Examples of these interactions include a Yoruba twins figurine used by a woman who experienced the loss of one or both twins placed next to a 15th century birthing tray, a painting by Edvard Munch of his sister dying from tuberculosis juxtaposed with photographs from World War I of soldiers and prisoners of war in a Swiss sanatorium, and an Etruscan votive uterus compared to an 18th-century midwife book.
Giles and White involved faculty from a variety of disciplines as they created the exhibit. They held two faculty advisory panels, invited faculty members to write wall panels connecting their research to the themes of the exhibit, and hosted a symposium with faculty speakers.

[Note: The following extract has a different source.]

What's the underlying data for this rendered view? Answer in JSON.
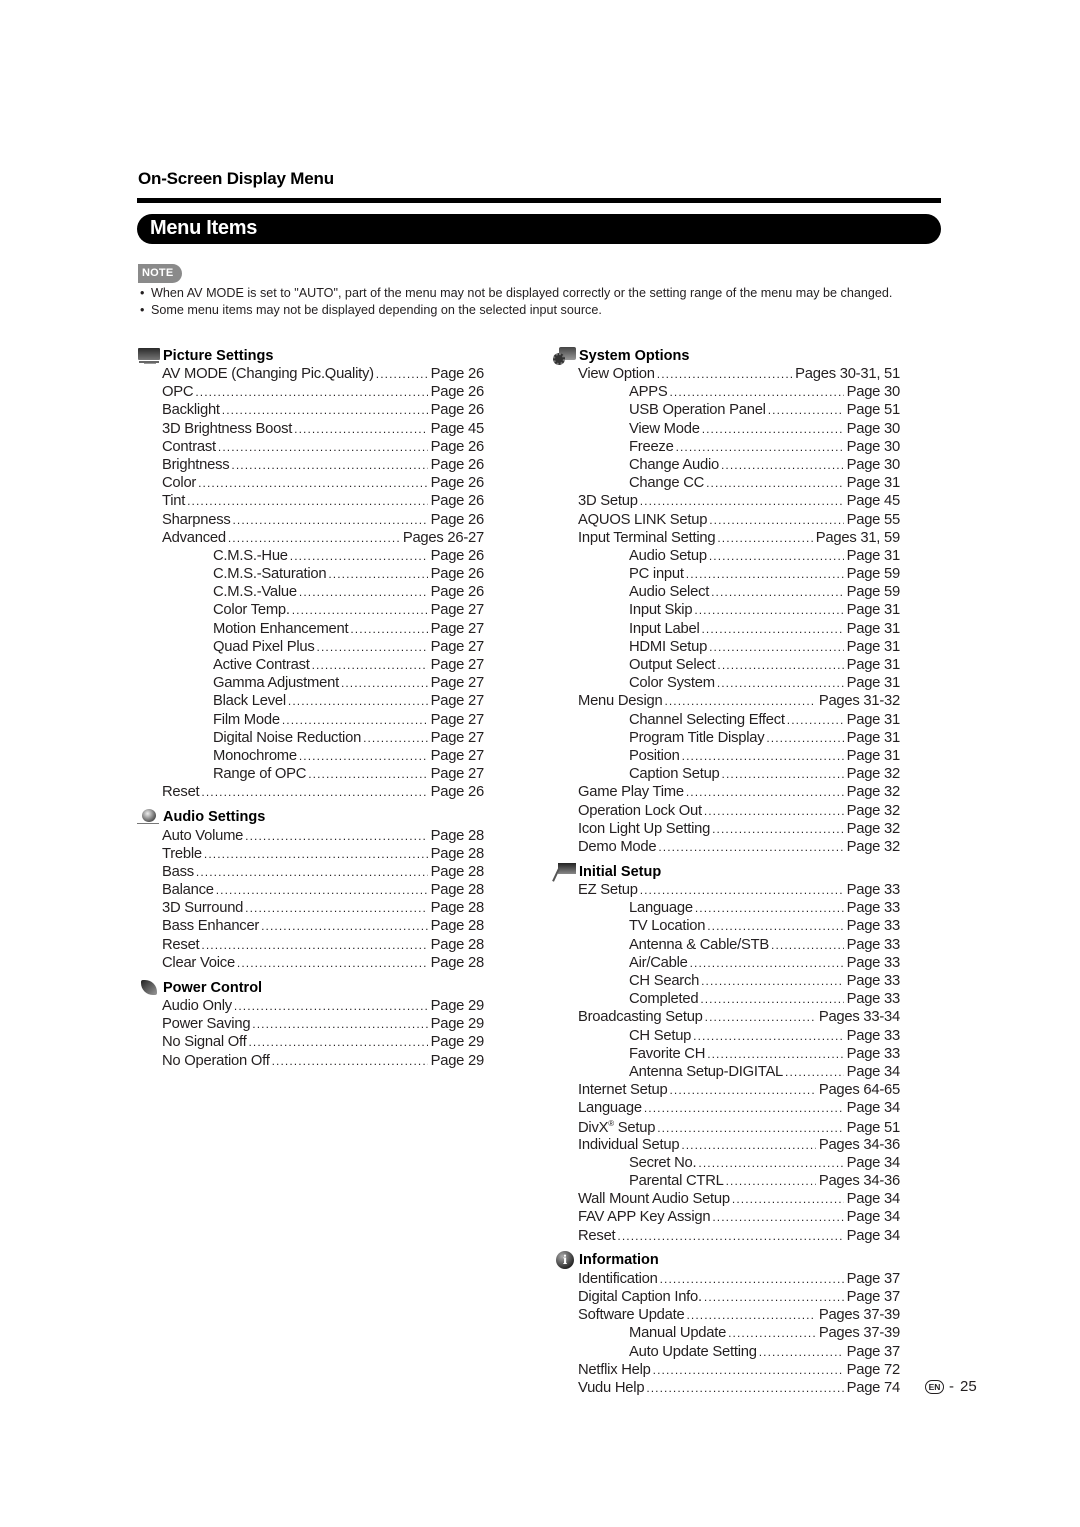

Natalie Prizel, Lecturer in the Council of Humanities, English and Humanistic Studies, and Haarlow-Cotsen Postdoctoral Fellow in the Society of Fellows 2018-2021 Cohort, studies the intersection of disability, literature, and art. She participated in an advisory panel and wrote a wall panel for the exhibit.
Prizel expressed her appreciation for the wide variety of artwork included in the exhibit.
“On a very basic level, I think it really highlights the collection that this museum has in ways that people don't get to see, because it's not focused around one artist or one period,” Prizel said. “It's really a mix.”
White and Giles emphasized that most of the exhibit comes from the museum’s own collection.
“I want to qualify that of the 82 works in the show, there is one private loan, but most of them are from the museum's rich and encyclopedic collections, as well as a remarkable group of 18 treasures — books, prints, photographs, posters and an Ethiopic magic scroll — lent by the Princeton University Library,” Giles wrote in an email to the ‘Prince.’
Prizel connected the exhibit to her own work by thinking about how bodies are portrayed in culture.
“I also think that the exhibit helps us think about bodies in cultural terms, and that's really central to what I do,” she said. “I think that thinking critically about embodiment, and how embodiment is inflicted through various kinds of cultural forms, gives us a much richer understanding of health, illness, the body in general.”
White hopes that visitors leave the museum with a greater understanding of experiences related to illness and suffering.
“The exhibition is a reflection on human capacity and on universal questions about suffering, hope, and human experiences,” White wrote.
Giles described a meaningful experience she had when leading a group around the exhibit. After viewing the section in the exhibit about AIDS, which includes Latin American anti-AIDS posters and a piece by Deborah Bell depicting AIDS in South Africa, one woman expressed that she needed the reminder that AIDS was a global phenomenon.
“That really, to me, that was what the show is all about, is illuminating people, and I think there are many areas in the show that do just that,” Giles said.
States of Health: Visualizing Illness and Healing was supported by the Malcolm J. Goldstein, Class of 1947, Fund; the Frances E. and Elias Wolf, Class of 1920, Fund; and by J. Bryan King, Class of 1993. Additional support was provided by the Peter Jay Sharp Foundation, the Gillett G. Griffin Art of the Ancient Americas Fund, and by Princeton University's Humanities Council, Peter B. Lewis Center for the Arts, Department of Slavic Languages and Literatures, Council on Science and Technology, Department of Molecular Biology, and Department of Anthropology.